1. ## Flipping 10 coins

Say that a coin is flipped 10 times. What is the probability that the first 3 flips are all heads provided that there are an even number of heads and tails all together?

- I understand that if we simply flip 3 coins, the probability that 3 heads appear is 1/6. How do we take into account the fact that 5 of 10 are definitely heads??

-Thanks

2. Originally Posted by ccdelia7
- I understand that if we simply flip 3 coins, the probability that 3 heads appear is 1/6.
-Thanks
1/8

RonL

3. Originally Posted by ccdelia7
provided that there are an even number of heads and tails all together?
This conveys no information all the 10 flips are either heads of tails, and 10 is an even number.

Do you mean:

provided that there are an even number of heads

RonL

4. Originally Posted by ccdelia7
Say that a coin is flipped 10 times. What is the probability that the first 3 flips are all heads provided that there are an even number of heads and tails all together?
- I understand that if we simply flip 3 coins, the probability that 3 heads appear is 1/6.
First lets correct the mistake (typo?) above.
Flipping a coin three times gives 8 possible outcomes only one of which is “HHH”.
Therefore the probability of “HHH” is 1/8 not 1/6.

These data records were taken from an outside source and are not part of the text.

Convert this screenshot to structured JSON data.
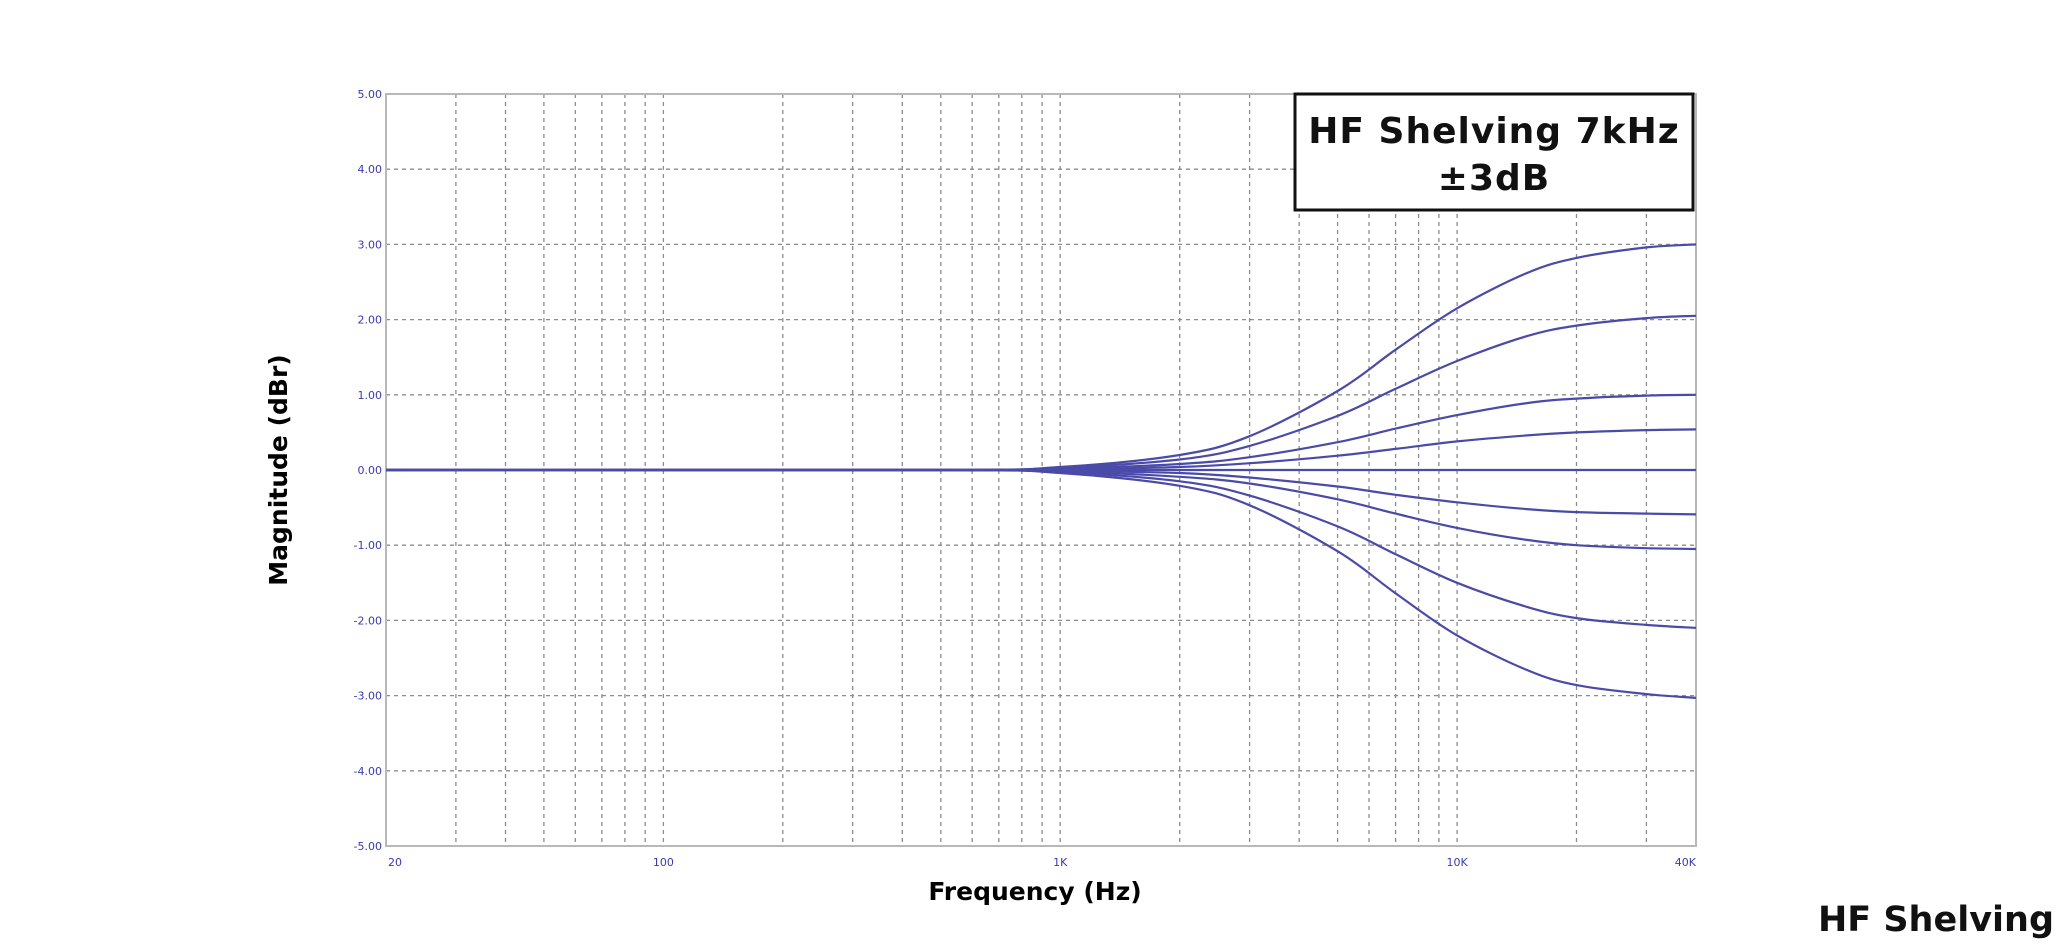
{
  "footer_title": "HF Shelving",
  "chart_data": {
    "type": "line",
    "annotation_box": {
      "line1": "HF Shelving 7kHz",
      "line2": "±3dB"
    },
    "xlabel": "Frequency (Hz)",
    "ylabel": "Magnitude (dBr)",
    "x_scale": "log",
    "xlim": [
      20,
      40000
    ],
    "ylim": [
      -5,
      5
    ],
    "grid": true,
    "x_tick_labels": [
      {
        "value": 20,
        "label": "20"
      },
      {
        "value": 100,
        "label": "100"
      },
      {
        "value": 1000,
        "label": "1K"
      },
      {
        "value": 10000,
        "label": "10K"
      },
      {
        "value": 40000,
        "label": "40K"
      }
    ],
    "y_tick_labels": [
      {
        "value": 5,
        "label": "5.00"
      },
      {
        "value": 4,
        "label": "4.00"
      },
      {
        "value": 3,
        "label": "3.00"
      },
      {
        "value": 2,
        "label": "2.00"
      },
      {
        "value": 1,
        "label": "1.00"
      },
      {
        "value": 0,
        "label": "0.00"
      },
      {
        "value": -1,
        "label": "-1.00"
      },
      {
        "value": -2,
        "label": "-2.00"
      },
      {
        "value": -3,
        "label": "-3.00"
      },
      {
        "value": -4,
        "label": "-4.00"
      },
      {
        "value": -5,
        "label": "-5.00"
      }
    ],
    "series": [
      {
        "x": [
          20,
          500,
          1000,
          2000,
          3000,
          5000,
          7000,
          10000,
          15000,
          20000,
          30000,
          40000
        ],
        "y": [
          0,
          0,
          0.04,
          0.2,
          0.45,
          1.05,
          1.6,
          2.15,
          2.62,
          2.82,
          2.96,
          3.0
        ]
      },
      {
        "x": [
          20,
          500,
          1000,
          2000,
          3000,
          5000,
          7000,
          10000,
          15000,
          20000,
          30000,
          40000
        ],
        "y": [
          0,
          0,
          0.03,
          0.14,
          0.32,
          0.72,
          1.08,
          1.45,
          1.78,
          1.92,
          2.02,
          2.05
        ]
      },
      {
        "x": [
          20,
          500,
          1000,
          2000,
          3000,
          5000,
          7000,
          10000,
          15000,
          20000,
          30000,
          40000
        ],
        "y": [
          0,
          0,
          0.02,
          0.08,
          0.17,
          0.37,
          0.55,
          0.73,
          0.89,
          0.95,
          0.99,
          1.0
        ]
      },
      {
        "x": [
          20,
          500,
          1000,
          2000,
          3000,
          5000,
          7000,
          10000,
          15000,
          20000,
          30000,
          40000
        ],
        "y": [
          0,
          0,
          0.01,
          0.04,
          0.09,
          0.19,
          0.28,
          0.38,
          0.46,
          0.5,
          0.53,
          0.54
        ]
      },
      {
        "x": [
          20,
          500,
          1000,
          2000,
          3000,
          5000,
          7000,
          10000,
          15000,
          20000,
          30000,
          40000
        ],
        "y": [
          0,
          0,
          0,
          0,
          0,
          0,
          0,
          0,
          0,
          0,
          0,
          0
        ]
      },
      {
        "x": [
          20,
          500,
          1000,
          2000,
          3000,
          5000,
          7000,
          10000,
          15000,
          20000,
          30000,
          40000
        ],
        "y": [
          0,
          0,
          -0.01,
          -0.04,
          -0.1,
          -0.22,
          -0.33,
          -0.43,
          -0.52,
          -0.56,
          -0.58,
          -0.59
        ]
      },
      {
        "x": [
          20,
          500,
          1000,
          2000,
          3000,
          5000,
          7000,
          10000,
          15000,
          20000,
          30000,
          40000
        ],
        "y": [
          0,
          0,
          -0.02,
          -0.09,
          -0.18,
          -0.39,
          -0.58,
          -0.77,
          -0.93,
          -1.0,
          -1.04,
          -1.05
        ]
      },
      {
        "x": [
          20,
          500,
          1000,
          2000,
          3000,
          5000,
          7000,
          10000,
          15000,
          20000,
          30000,
          40000
        ],
        "y": [
          0,
          0,
          -0.03,
          -0.15,
          -0.34,
          -0.75,
          -1.12,
          -1.5,
          -1.82,
          -1.97,
          -2.06,
          -2.1
        ]
      },
      {
        "x": [
          20,
          500,
          1000,
          2000,
          3000,
          5000,
          7000,
          10000,
          15000,
          20000,
          30000,
          40000
        ],
        "y": [
          0,
          0,
          -0.04,
          -0.21,
          -0.47,
          -1.08,
          -1.64,
          -2.2,
          -2.66,
          -2.86,
          -2.98,
          -3.03
        ]
      }
    ],
    "colors": {
      "series": "#4a4aa8",
      "tick": "#3a3ab0",
      "grid": "#8c8c8c",
      "frame": "#b8b8b8"
    }
  }
}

Thus the same idea gives an approach to the question.
If in ten flips we have an even number of heads, 0 2 4 6 8 10, then we have an even number of tails.
In ten flips that can happen in $\displaystyle \sum\limits_{k = 0}^5 \binom{10}{2k}$ ways.

Now we must find out how many of those begin the string with “HHH…”.
If we already have three H’s then in the next seven places we must have 1, 3, 5, or 7 H’s to have an even number of heads and tails all together.
The number of ways that can happens is $\displaystyle \sum\limits_{k = 1}^4 \binom{7}{2k-1}$.

Simply divide the two.

5. I apologize! I meant to write equal. There is an equal number of heads and tails. (i.e. - there are 5 heads and 5 tails ) I am sorry for misleading everyone! Thought the problem you have solved is a quite interesting one!!

6. That makes it easy: $\displaystyle \frac {\binom {7}{2}} {\binom {10}{5}}$

7. yea - I am sorry! It's much easier than it looked, I guess!

8. now - I am not seeing why exactly we can rewrite this event as a binomial cofficient?? Can you explain? i can kind of see where you are going with it, but it's still a bit vague. Thanks!